Holding strong to the conviction that no man has ever set foot on Earth’s moon,
Simon wonders if he will be the first man on it. Perhaps he’s on it already. He
doesn’t know the moon is much further than 44,000 miles from Earth. Where he is
is much more inexplicable than he knows.
“If it’s not the moon,” he ponders, “it’s the
stomach of a great dragon the size of the Sun. I’ve been falling down its
throat for days.”
This pondering about stomachs reminds Simon he’s
starving to death. His stomach is probably imploding and half digested. The
harder he thinks about where he is, the less he wants to live. Soon he’ll cave
in on himself. It’s been a long fall. The ground cracks under him as he comes
to his feet. He has more strength than he thought. In half an hour he’s
explored the whole area, with a slow limp, and a light head. The lake leads all
the way to another cliff, where it becomes a waterfall. Simon can’t see the
bottom. The sound of the falling water echoes into a spooky infinity that
suggests it’s all contained within this massive cave. Beyond the cliff it’s impossible
to see anything because of the thick mist. There’s white light from above, and darkness
down below. The water is cool when he jumps in the lake. No fish are swimming
in it, much to Simon’s displeasure, as he’s hoping to eat something.
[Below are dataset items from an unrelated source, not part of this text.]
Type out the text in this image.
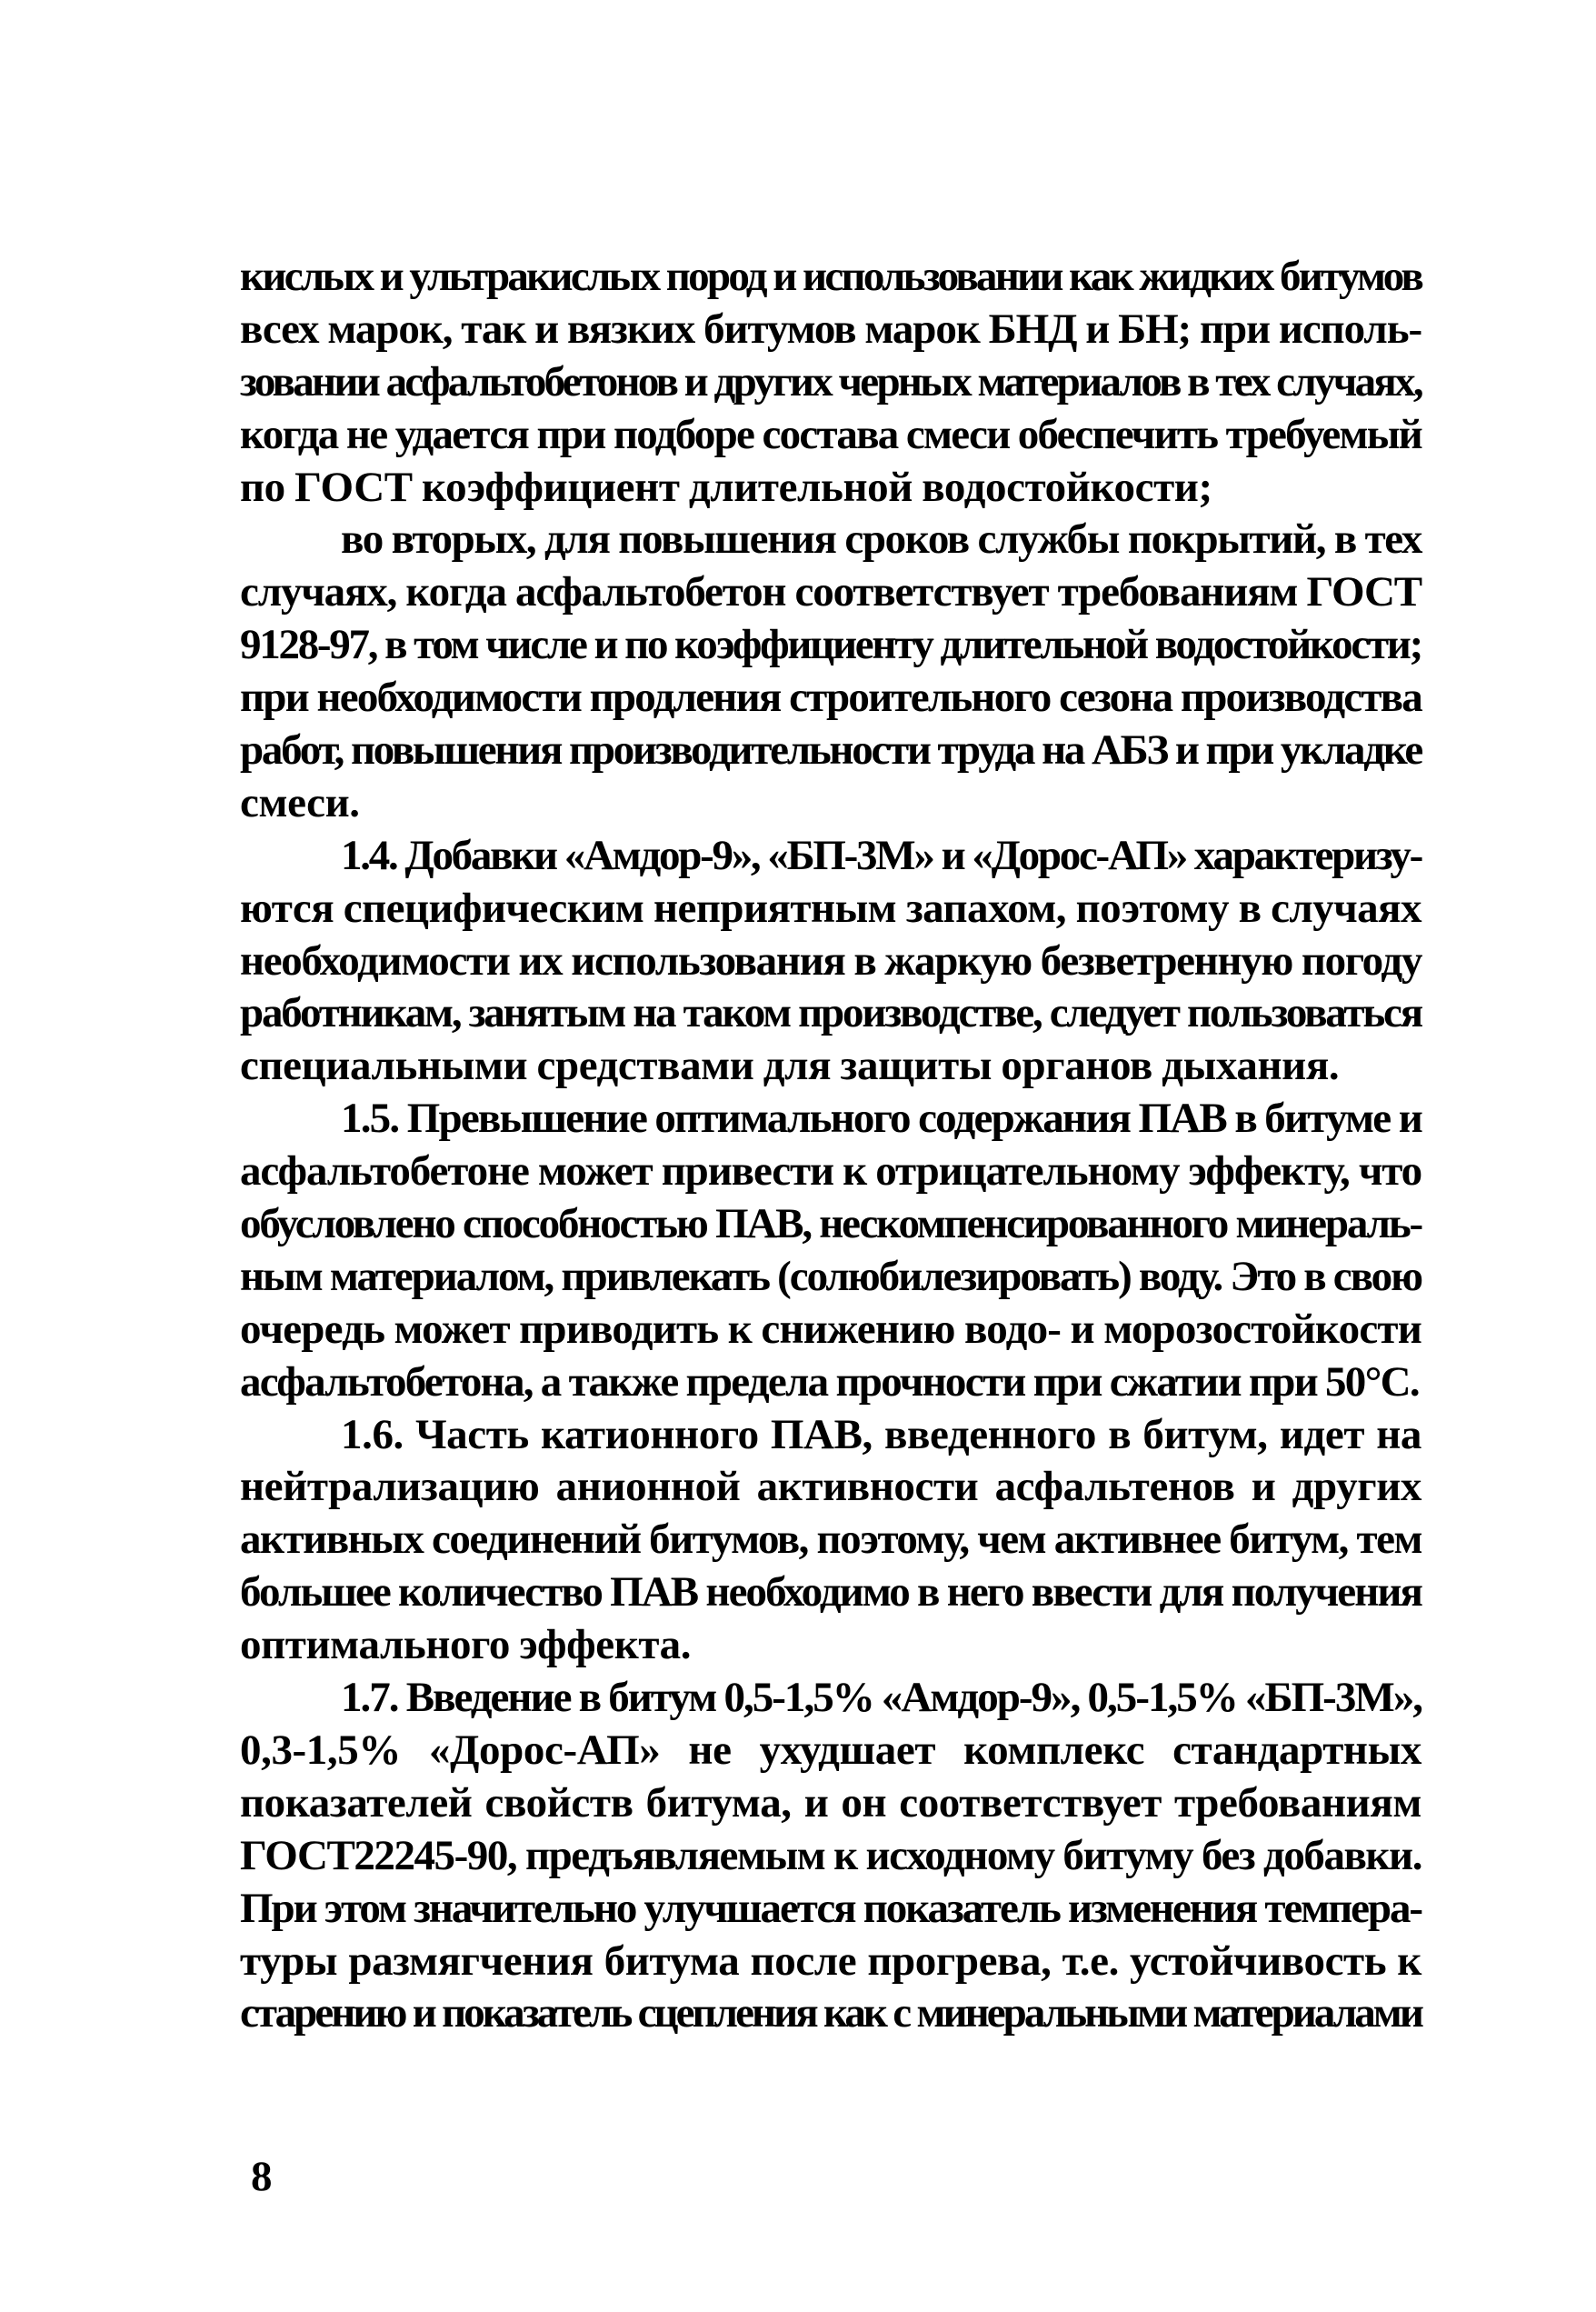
кислых и ультракислых пород и использовании как жидких битумов
всех марок, так и вязких битумов марок БНД и БН; при исполь-
зовании асфальтобетонов и других черных материалов в тех случаях,
когда не удается при подборе состава смеси обеспечить требуемый
по ГОСТ коэффициент длительной водостойкости;
во вторых, для повышения сроков службы покрытий, в тех
случаях, когда асфальтобетон соответствует требованиям ГОСТ
9128-97, в том числе и по коэффициенту длительной водостойкости;
при необходимости продления строительного сезона производства
работ, повышения производительности труда на АБЗ и при укладке
смеси.
1.4. Добавки «Амдор-9», «БП-3М» и «Дорос-АП» характеризу-
ются специфическим неприятным запахом, поэтому в случаях
необходимости их использования в жаркую безветренную погоду
работникам, занятым на таком производстве, следует пользоваться
специальными средствами для защиты органов дыхания.
1.5. Превышение оптимального содержания ПАВ в битуме и
асфальтобетоне может привести к отрицательному эффекту, что
обусловлено способностью ПАВ, нескомпенсированного минераль-
ным материалом, привлекать (солюбилезировать) воду. Это в свою
очередь может приводить к снижению водо- и морозостойкости
асфальтобетона, а также предела прочности при сжатии при 50°С.
1.6. Часть катионного ПАВ, введенного в битум, идет на
нейтрализацию анионной активности асфальтенов и других
активных соединений битумов, поэтому, чем активнее битум, тем
большее количество ПАВ необходимо в него ввести для получения
оптимального эффекта.
1.7. Введение в битум 0,5-1,5% «Амдор-9», 0,5-1,5% «БП-3М»,
0,3-1,5% «Дорос-АП» не ухудшает комплекс стандартных
показателей свойств битума, и он соответствует требованиям
ГОСТ22245-90, предъявляемым к исходному битуму без добавки.
При этом значительно улучшается показатель изменения темпера-
туры размягчения битума после прогрева, т.е. устойчивость к
старению и показатель сцепления как с минеральными материалами
8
But a swim through water feels better than a
swim through air.
While Simon waits for more knowledge to slowly
materialize inside his brain from an unknown source, the staggering urge to
swim to the edge of the lake and fall down the waterfall takes him over. He has
a feeling it will be another long fall. But he’s in such bad shape there’s no
chance he’ll make it to the bottom. There might not even be a bottom. He also
considers drowning himself, but that morbid curiosity soon transforms into the
happy realization that if he falls with the water, he won’t have to worry about
dehydration. What little he knows of the human body tells him he’ll be fine
without food so long as he has water. Having found no way out of the cavern
into which he fell, Simon has given up hope of returning home. The knowledge of
his 44,000 mile trip seems to have been a fluke, a singular incident that will
not repeat. No more mysterious knowledge is coming. That’s how he knows it’s
time to go. He doesn’t swim, he only drifts, letting the slow current of the
lake pull him toward the edge.
Simon anticipates the fall, but before he notices
how far he’s floated, he’s over the edge, falling once more, plunging into
infinite depths as the wind screams by, as fear once more excites his senses. Water surrounds him, it’s all he sees. It becomes darker as he falls
further, unlike last time. He still can’t hear the sound of the water hitting
bottom. Down he goes, accelerating 32 feet per second-squared, soon to reach a
terminal velocity of 902 feet per second. He will never be found.